42 fallow deer were released on southern shore of the Kardzhali reservoir in November and are now monitored by the Rewilding Rodopes team.

Image: Stefan Avramov/Rewilding Rhodopes

“We hope that with the release the animals in the area of ​​Boyno we will connect these two new groups with the existing population in the area of ​​Studen Kladenets,” said Stefan Avramov, rewilding officer. The core Studen Kladenets rewilding area and its surrounding territories are home to the larest fallow deer population in Bulgaria, and perhaps in Europe. Connecting the different groups would contribute to the exchange of animals and the natural resettlement of the species on the territory of the entire Eastern Rhodopes. According to Stefan the animals are going to inhibit an extremely preserved and beautiful area with small human disturbance.

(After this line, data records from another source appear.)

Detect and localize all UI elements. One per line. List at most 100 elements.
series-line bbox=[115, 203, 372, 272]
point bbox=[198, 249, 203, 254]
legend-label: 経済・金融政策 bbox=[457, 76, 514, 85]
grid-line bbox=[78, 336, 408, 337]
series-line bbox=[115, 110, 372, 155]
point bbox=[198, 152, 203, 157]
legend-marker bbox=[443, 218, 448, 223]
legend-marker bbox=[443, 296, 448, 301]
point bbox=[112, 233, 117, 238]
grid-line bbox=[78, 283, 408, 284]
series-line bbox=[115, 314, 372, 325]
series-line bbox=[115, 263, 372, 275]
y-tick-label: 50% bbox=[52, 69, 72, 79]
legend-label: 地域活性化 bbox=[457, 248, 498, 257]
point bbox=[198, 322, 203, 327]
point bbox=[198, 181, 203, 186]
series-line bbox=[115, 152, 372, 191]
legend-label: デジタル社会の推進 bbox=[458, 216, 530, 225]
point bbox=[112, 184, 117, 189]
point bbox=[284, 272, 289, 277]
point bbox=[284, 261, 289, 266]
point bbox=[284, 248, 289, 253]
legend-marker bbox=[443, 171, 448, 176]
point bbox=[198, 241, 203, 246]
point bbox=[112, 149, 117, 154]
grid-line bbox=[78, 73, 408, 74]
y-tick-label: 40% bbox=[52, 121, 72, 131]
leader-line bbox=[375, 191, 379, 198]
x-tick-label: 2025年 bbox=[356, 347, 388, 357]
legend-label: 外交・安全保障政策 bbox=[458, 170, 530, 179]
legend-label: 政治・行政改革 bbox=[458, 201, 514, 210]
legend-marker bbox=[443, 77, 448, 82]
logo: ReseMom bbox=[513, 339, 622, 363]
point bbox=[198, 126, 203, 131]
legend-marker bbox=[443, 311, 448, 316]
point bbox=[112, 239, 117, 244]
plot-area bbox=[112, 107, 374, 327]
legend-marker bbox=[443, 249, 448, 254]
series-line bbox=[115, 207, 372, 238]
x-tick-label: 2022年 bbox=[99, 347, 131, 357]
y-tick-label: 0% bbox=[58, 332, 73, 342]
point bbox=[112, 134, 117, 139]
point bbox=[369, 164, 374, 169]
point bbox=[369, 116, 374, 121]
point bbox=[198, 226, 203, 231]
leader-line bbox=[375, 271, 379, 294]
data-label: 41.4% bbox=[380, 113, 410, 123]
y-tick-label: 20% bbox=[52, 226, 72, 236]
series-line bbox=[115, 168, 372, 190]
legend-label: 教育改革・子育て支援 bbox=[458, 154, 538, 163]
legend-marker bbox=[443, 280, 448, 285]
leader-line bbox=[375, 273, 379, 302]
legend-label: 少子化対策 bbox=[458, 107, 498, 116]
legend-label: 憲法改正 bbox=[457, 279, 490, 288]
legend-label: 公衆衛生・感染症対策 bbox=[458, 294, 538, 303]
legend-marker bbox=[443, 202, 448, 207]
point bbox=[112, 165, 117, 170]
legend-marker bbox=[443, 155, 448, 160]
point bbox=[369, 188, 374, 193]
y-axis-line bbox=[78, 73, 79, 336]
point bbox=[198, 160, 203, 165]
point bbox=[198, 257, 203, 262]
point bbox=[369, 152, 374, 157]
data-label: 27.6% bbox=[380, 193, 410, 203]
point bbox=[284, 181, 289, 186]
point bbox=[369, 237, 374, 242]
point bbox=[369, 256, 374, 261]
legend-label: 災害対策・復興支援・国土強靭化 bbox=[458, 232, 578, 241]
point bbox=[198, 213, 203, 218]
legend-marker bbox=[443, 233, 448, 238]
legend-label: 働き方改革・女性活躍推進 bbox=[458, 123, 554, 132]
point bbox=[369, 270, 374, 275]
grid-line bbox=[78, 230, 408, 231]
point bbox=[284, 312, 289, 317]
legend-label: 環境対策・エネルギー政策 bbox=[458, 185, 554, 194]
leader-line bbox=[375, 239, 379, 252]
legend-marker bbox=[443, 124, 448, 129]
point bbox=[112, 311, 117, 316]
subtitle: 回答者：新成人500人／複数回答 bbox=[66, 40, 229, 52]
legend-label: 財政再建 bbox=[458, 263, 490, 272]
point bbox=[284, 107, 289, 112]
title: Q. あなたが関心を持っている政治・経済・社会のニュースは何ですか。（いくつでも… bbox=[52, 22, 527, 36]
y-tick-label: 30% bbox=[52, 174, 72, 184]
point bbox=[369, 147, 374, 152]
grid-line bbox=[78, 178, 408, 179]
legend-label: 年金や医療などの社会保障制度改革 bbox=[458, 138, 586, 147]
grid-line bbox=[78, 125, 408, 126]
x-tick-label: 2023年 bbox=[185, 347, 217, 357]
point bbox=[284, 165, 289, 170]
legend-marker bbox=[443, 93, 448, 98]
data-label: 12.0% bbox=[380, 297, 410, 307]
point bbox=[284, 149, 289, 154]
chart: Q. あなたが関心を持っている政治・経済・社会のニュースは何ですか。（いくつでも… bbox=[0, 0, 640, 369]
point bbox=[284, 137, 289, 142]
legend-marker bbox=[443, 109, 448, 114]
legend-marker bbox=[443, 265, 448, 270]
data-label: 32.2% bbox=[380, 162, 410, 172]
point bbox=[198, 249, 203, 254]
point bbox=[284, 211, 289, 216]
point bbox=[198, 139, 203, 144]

Next few months more than 50 fallow deer will be transported and released south of Krumovgrad and Momchilgrad, two other areas where the team is working and releasing animals. The goal is to gradually restore the fallow and red deer in the whole Rhodope Mountains rewidling area.

Image: Stefan Avramov/Rewilding Rhodopes

Biodiversity in the Rhodopes is one of the richest in Europe. By grazing shrubs and trees, deer together with other herbivores help maintain the typical mosaic landscape of the Eastern Rhodopes, which is of great importance for the conservation of the rich biodiversity of this region. The remains of dead fallow deer are an important food base for griffon, Egyptian and black vultures. The deer are an interesting object for observation and photography by tourists and photographers and contribute to the establishment of the region as an interesting wildlife tourist destination. So far, more than 400 fallow deer and 50 red deer have settled in the Eastern Rhodopes.

The fallow deer was widespread in the past in the Bulgaria. It is depicted in several Thracian treasures such as Panagyurishte and Lukovit, and its bone remains have been found in almost all Bulgarian prehistoric settlements. It is believed to have been exterminated by man in the early Middle Ages. At the beginning of the last century its restoration in Bulgaria began.